The number of terminal 'O' present in the compound 'C' is _________.

First write the usual laboratory method for making chromyl chloride.
When a dichromate such as $$K_2Cr_2O_7$$ is heated with solid $$NaCl$$ and concentrated $$H_2SO_4$$, deep-red vapours of chromyl chloride are obtained.

Balanced form: $$K_2Cr_2O_7 + 4\,NaCl + 3\,H_2SO_4 \rightarrow 2\,CrO_2Cl_2 + 2\,KHSO_4 + 2\,NaHSO_4 + 3\,H_2O$$

Hence compound $$A$$ is $$K_2Cr_2O_7$$, and the first product of interest is $$CrO_2Cl_2$$ (chromyl chloride).

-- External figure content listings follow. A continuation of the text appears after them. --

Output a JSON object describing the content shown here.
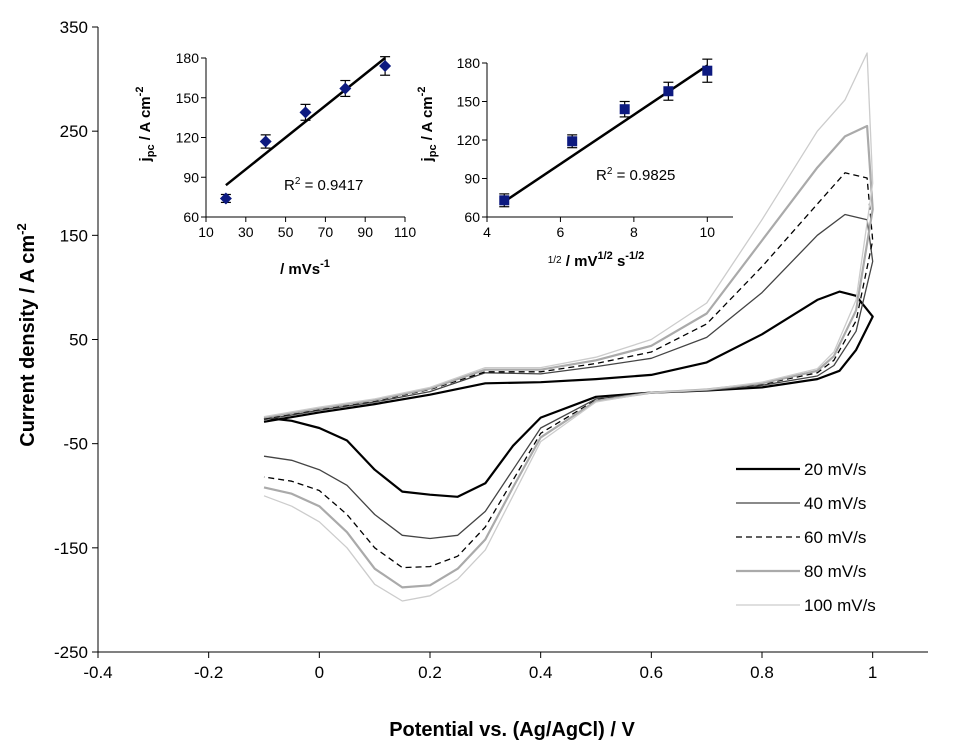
{
  "chart_data": [
    {
      "type": "line",
      "role": "main",
      "xlabel": "Potential vs. (Ag/AgCl) / V",
      "ylabel": "Current density /   A cm",
      "ylabel_sup": "-2",
      "xlim": [
        -0.4,
        1.1
      ],
      "ylim": [
        -250,
        350
      ],
      "x_ticks": [
        -0.4,
        -0.2,
        0,
        0.2,
        0.4,
        0.6,
        0.8,
        1
      ],
      "x_tick_labels": [
        "-0.4",
        "-0.2",
        "0",
        "0.2",
        "0.4",
        "0.6",
        "0.8",
        "1"
      ],
      "y_ticks": [
        -250,
        -150,
        -50,
        50,
        150,
        250,
        350
      ],
      "y_tick_labels": [
        "-250",
        "-150",
        "-50",
        "50",
        "150",
        "250",
        "350"
      ],
      "grid": false,
      "legend_position": "bottom-right",
      "series": [
        {
          "name": "20 mV/s",
          "color": "#000000",
          "dash": "",
          "width": 2.2,
          "forward": [
            [
              -0.1,
              -29
            ],
            [
              0.0,
              -20
            ],
            [
              0.1,
              -12
            ],
            [
              0.2,
              -3
            ],
            [
              0.3,
              8
            ],
            [
              0.4,
              9
            ],
            [
              0.5,
              12
            ],
            [
              0.6,
              16
            ],
            [
              0.7,
              28
            ],
            [
              0.8,
              55
            ],
            [
              0.9,
              88
            ],
            [
              0.94,
              96
            ],
            [
              0.97,
              92
            ],
            [
              1.0,
              72
            ]
          ],
          "reverse": [
            [
              1.0,
              72
            ],
            [
              0.97,
              40
            ],
            [
              0.94,
              20
            ],
            [
              0.9,
              12
            ],
            [
              0.8,
              4
            ],
            [
              0.7,
              1
            ],
            [
              0.6,
              -1
            ],
            [
              0.5,
              -5
            ],
            [
              0.4,
              -25
            ],
            [
              0.35,
              -52
            ],
            [
              0.3,
              -88
            ],
            [
              0.25,
              -101
            ],
            [
              0.2,
              -99
            ],
            [
              0.15,
              -96
            ],
            [
              0.1,
              -75
            ],
            [
              0.05,
              -47
            ],
            [
              0.0,
              -35
            ],
            [
              -0.05,
              -28
            ],
            [
              -0.1,
              -25
            ]
          ]
        },
        {
          "name": "40 mV/s",
          "color": "#444444",
          "dash": "",
          "width": 1.3,
          "forward": [
            [
              -0.1,
              -27
            ],
            [
              0.0,
              -18
            ],
            [
              0.1,
              -10
            ],
            [
              0.2,
              0
            ],
            [
              0.3,
              18
            ],
            [
              0.4,
              17
            ],
            [
              0.5,
              24
            ],
            [
              0.6,
              32
            ],
            [
              0.7,
              52
            ],
            [
              0.8,
              95
            ],
            [
              0.9,
              150
            ],
            [
              0.95,
              170
            ],
            [
              0.99,
              165
            ],
            [
              1.0,
              125
            ]
          ],
          "reverse": [
            [
              1.0,
              125
            ],
            [
              0.97,
              58
            ],
            [
              0.93,
              25
            ],
            [
              0.9,
              15
            ],
            [
              0.8,
              6
            ],
            [
              0.7,
              1
            ],
            [
              0.6,
              -1
            ],
            [
              0.5,
              -7
            ],
            [
              0.4,
              -35
            ],
            [
              0.35,
              -75
            ],
            [
              0.3,
              -115
            ],
            [
              0.25,
              -138
            ],
            [
              0.2,
              -141
            ],
            [
              0.15,
              -138
            ],
            [
              0.1,
              -118
            ],
            [
              0.05,
              -90
            ],
            [
              0.0,
              -75
            ],
            [
              -0.05,
              -66
            ],
            [
              -0.1,
              -62
            ]
          ]
        },
        {
          "name": "60 mV/s",
          "color": "#000000",
          "dash": "6,4",
          "width": 1.3,
          "forward": [
            [
              -0.1,
              -26
            ],
            [
              0.0,
              -17
            ],
            [
              0.1,
              -9
            ],
            [
              0.2,
              2
            ],
            [
              0.3,
              19
            ],
            [
              0.4,
              19
            ],
            [
              0.5,
              27
            ],
            [
              0.6,
              38
            ],
            [
              0.7,
              65
            ],
            [
              0.8,
              120
            ],
            [
              0.9,
              180
            ],
            [
              0.95,
              210
            ],
            [
              0.99,
              205
            ],
            [
              1.0,
              145
            ]
          ],
          "reverse": [
            [
              1.0,
              145
            ],
            [
              0.97,
              68
            ],
            [
              0.93,
              30
            ],
            [
              0.9,
              18
            ],
            [
              0.8,
              7
            ],
            [
              0.7,
              2
            ],
            [
              0.6,
              -1
            ],
            [
              0.5,
              -8
            ],
            [
              0.4,
              -40
            ],
            [
              0.35,
              -85
            ],
            [
              0.3,
              -130
            ],
            [
              0.25,
              -158
            ],
            [
              0.2,
              -168
            ],
            [
              0.15,
              -169
            ],
            [
              0.1,
              -150
            ],
            [
              0.05,
              -118
            ],
            [
              0.0,
              -95
            ],
            [
              -0.05,
              -86
            ],
            [
              -0.1,
              -82
            ]
          ]
        },
        {
          "name": "80 mV/s",
          "color": "#aaaaaa",
          "dash": "",
          "width": 2.2,
          "forward": [
            [
              -0.1,
              -25
            ],
            [
              0.0,
              -16
            ],
            [
              0.1,
              -8
            ],
            [
              0.2,
              3
            ],
            [
              0.3,
              21
            ],
            [
              0.4,
              21
            ],
            [
              0.5,
              30
            ],
            [
              0.6,
              44
            ],
            [
              0.7,
              75
            ],
            [
              0.8,
              145
            ],
            [
              0.9,
              215
            ],
            [
              0.95,
              245
            ],
            [
              0.99,
              255
            ],
            [
              1.0,
              175
            ]
          ],
          "reverse": [
            [
              1.0,
              175
            ],
            [
              0.97,
              78
            ],
            [
              0.93,
              34
            ],
            [
              0.9,
              20
            ],
            [
              0.8,
              8
            ],
            [
              0.7,
              2
            ],
            [
              0.6,
              -1
            ],
            [
              0.5,
              -9
            ],
            [
              0.4,
              -44
            ],
            [
              0.35,
              -92
            ],
            [
              0.3,
              -142
            ],
            [
              0.25,
              -170
            ],
            [
              0.2,
              -186
            ],
            [
              0.15,
              -188
            ],
            [
              0.1,
              -170
            ],
            [
              0.05,
              -135
            ],
            [
              0.0,
              -110
            ],
            [
              -0.05,
              -98
            ],
            [
              -0.1,
              -92
            ]
          ]
        },
        {
          "name": "100 mV/s",
          "color": "#cccccc",
          "dash": "",
          "width": 1.3,
          "forward": [
            [
              -0.1,
              -24
            ],
            [
              0.0,
              -15
            ],
            [
              0.1,
              -7
            ],
            [
              0.2,
              4
            ],
            [
              0.3,
              23
            ],
            [
              0.4,
              23
            ],
            [
              0.5,
              33
            ],
            [
              0.6,
              50
            ],
            [
              0.7,
              85
            ],
            [
              0.8,
              165
            ],
            [
              0.9,
              250
            ],
            [
              0.95,
              280
            ],
            [
              0.99,
              325
            ],
            [
              1.0,
              200
            ]
          ],
          "reverse": [
            [
              1.0,
              200
            ],
            [
              0.97,
              88
            ],
            [
              0.93,
              38
            ],
            [
              0.9,
              22
            ],
            [
              0.8,
              9
            ],
            [
              0.7,
              2
            ],
            [
              0.6,
              -1
            ],
            [
              0.5,
              -10
            ],
            [
              0.4,
              -48
            ],
            [
              0.35,
              -100
            ],
            [
              0.3,
              -152
            ],
            [
              0.25,
              -180
            ],
            [
              0.2,
              -196
            ],
            [
              0.15,
              -201
            ],
            [
              0.1,
              -185
            ],
            [
              0.05,
              -150
            ],
            [
              0.0,
              -125
            ],
            [
              -0.05,
              -110
            ],
            [
              -0.1,
              -100
            ]
          ]
        }
      ]
    },
    {
      "type": "scatter",
      "role": "inset-1",
      "ylabel": "j",
      "ylabel_sub": "pc",
      "ylabel_rest": " /   A cm",
      "ylabel_sup": "-2",
      "xlabel": " / mVs",
      "xlabel_sup": "-1",
      "xlim": [
        10,
        110
      ],
      "ylim": [
        60,
        180
      ],
      "x_ticks": [
        10,
        30,
        50,
        70,
        90,
        110
      ],
      "y_ticks": [
        60,
        90,
        120,
        150,
        180
      ],
      "x": [
        20,
        40,
        60,
        80,
        100
      ],
      "y": [
        74,
        117,
        139,
        157,
        174
      ],
      "error": [
        3,
        5,
        6,
        6,
        7
      ],
      "trendline": [
        [
          20,
          84
        ],
        [
          100,
          180
        ]
      ],
      "marker": "diamond",
      "marker_color": "#0d1a80",
      "annotation": "R",
      "annotation_sup": "2",
      "annotation_rest": " = 0.9417"
    },
    {
      "type": "scatter",
      "role": "inset-2",
      "ylabel": "j",
      "ylabel_sub": "pc",
      "ylabel_rest": " /   A cm",
      "ylabel_sup": "-2",
      "xlabel_sup1": "1/2",
      "xlabel": " / mV",
      "xlabel_sup2": "1/2",
      "xlabel_mid": " s",
      "xlabel_sup3": "-1/2",
      "xlim": [
        4,
        10.7
      ],
      "ylim": [
        60,
        180
      ],
      "x_ticks": [
        4,
        6,
        8,
        10
      ],
      "y_ticks": [
        60,
        90,
        120,
        150,
        180
      ],
      "x": [
        4.47,
        6.32,
        7.75,
        8.94,
        10.0
      ],
      "y": [
        73,
        119,
        144,
        158,
        174
      ],
      "error": [
        5,
        5,
        6,
        7,
        9
      ],
      "trendline": [
        [
          4.47,
          72
        ],
        [
          10.0,
          178
        ]
      ],
      "marker": "square",
      "marker_color": "#0d1a80",
      "annotation": "R",
      "annotation_sup": "2",
      "annotation_rest": " = 0.9825"
    }
  ]
}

Next, chromyl chloride undergoes alkaline hydrolysis:
$$CrO_2Cl_2 + 4\,NaOH \rightarrow Na_2CrO_4 + 2\,NaCl + 2\,H_2O$$

Thus compound $$B$$ is $$Na_2CrO_4$$, which contains the chromate ion $$CrO_4^{2-}$$.

On acidifying chromate we get dichromate:
$$2\,CrO_4^{2-} + 2\,H^+ \rightarrow Cr_2O_7^{2-} + H_2O$$

Therefore compound $$C$$ is the dichromate ion $$Cr_2O_7^{2-}$$.

Structure of $$Cr_2O_7^{2-}$$: it consists of two $$CrO_4$$ tetrahedra sharing one oxygen atom (bridging O).
Total O atoms = 7.
Bridging O atoms = 1.
Terminal O atoms = $$7 - 1 = 6$$.

Hence the number of terminal oxygen atoms present in compound $$C$$ is $$6$$.